Infamous Serial Killer Karla Homolka Is Roaming Free In Canada And People Are Furious
She has not been placed on the National Sex Offenders Registry.
Karla Homolka, a convicted killer and rapist from Toronto, was found volunteering at school among children in Montreal a few months ago, causing quite a stir among concerned Canadians.
Homolka was released from prison in 2005 after serving a reduced 12-year sentence. Since then, she had changed her name multiple times and quietly moved to a small town in Quebec with her kids. She began working at their school, Notre-Dame-de-Grâce, where she would often offer her time to be a supervisor on class field trips.
Since her whereabouts were discovered, people have been adamant on tracking her every move. Some have even gone as far as creating a Facebook page called “Watching Karla Homolka” which provides crowd-sourced updates on her locations. There’s also a petition going around urging the RCMP to put Homolka on the National Sex Offenders Registry, with over 38,500 so far and counting.

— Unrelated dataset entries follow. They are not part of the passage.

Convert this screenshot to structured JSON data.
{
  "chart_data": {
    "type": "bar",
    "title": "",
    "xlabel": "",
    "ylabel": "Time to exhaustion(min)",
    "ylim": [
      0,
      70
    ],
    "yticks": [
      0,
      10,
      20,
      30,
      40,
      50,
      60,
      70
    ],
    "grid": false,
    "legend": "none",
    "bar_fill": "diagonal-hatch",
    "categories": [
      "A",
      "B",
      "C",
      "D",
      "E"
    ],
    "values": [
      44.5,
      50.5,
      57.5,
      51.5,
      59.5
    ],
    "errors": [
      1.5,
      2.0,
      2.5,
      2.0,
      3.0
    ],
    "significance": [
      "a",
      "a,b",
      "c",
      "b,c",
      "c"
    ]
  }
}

“I think she’s dangerous and I certainly wouldn’t take the chance with my kids to be around her,” said lawyer Tim Danson to the Toronto Star. He added that she was never rehabilitated and should not be allowed to work with children.
Homolka and her ex-husband Paul Bernardo were convicted for the rape and murder of two school girls, Leslie Mahaffy in 1991 and Kristen French in 1992. Homolka was also linked to the death of her sister Tammy in 1991, but was never charged for it as it was ruled an accident. She struck a deal with prosecutors to serve a reduced sentence in exchange for her testimony, while Bernardo was sentenced to life for murder.
Homolka is no longer allowed to work at her children’s school and is now living under the radar with her new husband, Thierry Bordelais. While several people are praising the Facebook page, some lawyers have warned that it isn’t right to post pictures of her whereabouts and anyone who does so may be exposing themselves to be sued.
“Once a criminal serves their time, they have the right to be left alone and lead a normal life, otherwise they could be pushed to re-offend,” reports Global News.